I have told the same thing to a housewives and anybody who has started bread baking as a hobby and they were thankful about it as it made things clear to them that previously they just dump their flour into the water thinking if that was the best thing to do.They disregard other factors.It is even recommended by any technical baking people in telling baking hobbyist to be careful in the incorporation of liquids.Add the fat later if possible. You may know baking, but I know industrial processes and chemistry,

If you really have sufficient chemistry background you should understand this things then.And apply the principle in such simple process as making a bread dough. Well Barry you still have much to learn ,as you cannot differentiate between oil(or fat) and water And how one will affect the absorption.
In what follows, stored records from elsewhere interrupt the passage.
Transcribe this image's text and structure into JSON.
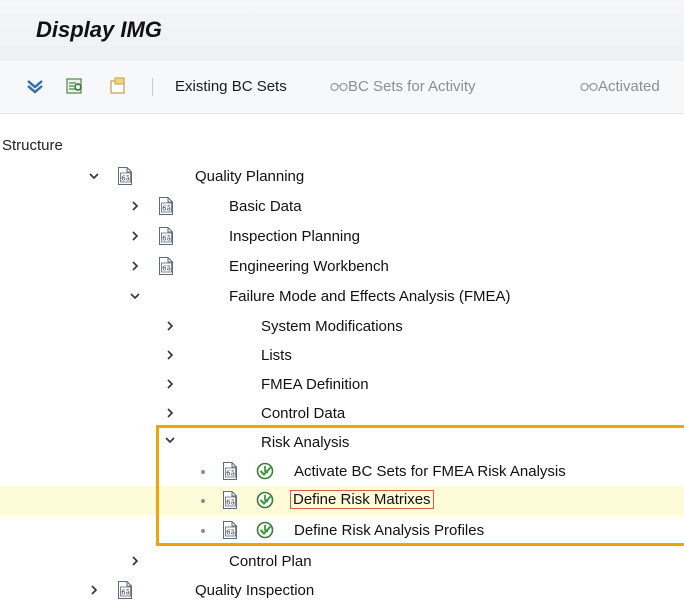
{
  "title": "Display IMG",
  "toolbar": {
    "existing_bc_sets": "Existing BC Sets",
    "bc_sets_for_activity": "BC Sets for Activity",
    "activated": "Activated"
  },
  "structure_label": "Structure",
  "tree": [
    {
      "label": "Quality Planning",
      "state": "expanded",
      "icon": "document-icon"
    },
    {
      "label": "Basic Data",
      "state": "collapsed",
      "icon": "document-icon"
    },
    {
      "label": "Inspection Planning",
      "state": "collapsed",
      "icon": "document-icon"
    },
    {
      "label": "Engineering Workbench",
      "state": "collapsed",
      "icon": "document-icon"
    },
    {
      "label": "Failure Mode and Effects Analysis (FMEA)",
      "state": "expanded"
    },
    {
      "label": "System Modifications",
      "state": "collapsed"
    },
    {
      "label": "Lists",
      "state": "collapsed"
    },
    {
      "label": "FMEA Definition",
      "state": "collapsed"
    },
    {
      "label": "Control Data",
      "state": "collapsed"
    },
    {
      "label": "Risk Analysis",
      "state": "expanded"
    },
    {
      "label": "Activate BC Sets for FMEA Risk Analysis",
      "state": "leaf",
      "icon": "document-icon"
    },
    {
      "label": "Define Risk Matrixes",
      "state": "leaf",
      "icon": "document-icon",
      "selected": true
    },
    {
      "label": "Define Risk Analysis Profiles",
      "state": "leaf",
      "icon": "document-icon"
    },
    {
      "label": "Control Plan",
      "state": "collapsed"
    },
    {
      "label": "Quality Inspection",
      "state": "collapsed",
      "icon": "document-icon"
    }
  ],
  "colors": {
    "highlight_frame": "#f0a30a",
    "selected_row": "#fdfbd8",
    "focus_box": "#e05a4a"
  }
}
Delaying the fat will allow the flour to absorb the water better.You are not using surfactants here.Besides ,You are not adding enormous amount of fat to the dough anyway but significant enough in that can impede the smooth operation in such an elementary process a manual method of dough kneading.

Roy

Reply to
Roy Basan

Good advice. I don't recall where I read about that concept, but when I did, it was one of those "Duh...that's obvious" moments. The book said to keep flour in a container that leaves a few inches of room at the top. Before using, it said to gently invert the container a few times to "fluff" the flour. The resulting "1 cup" or whatever will be lighter than the same measuring cup of UNfluffed flour.

The only problem with having this knowledge is there's no way to know if a recipe was written around this method or not, unless the book specifically says "sift" or "fluff" or whatever.

Reply to
Doug Kanter

snipped-for-privacy@msn.com (Marta) wrote in news: snipped-for-privacy@posting.google.com:

Rather than trying to knead this stuff, simply fold 1/3rd away, 2/3rd towards, 1/2 to the left, and 1/2 to the right, turn over gnetly dpread out to previous size retaining the bubbles for an open texture, and do the same. Repeat each time the dough doubles in size, or every hour or two.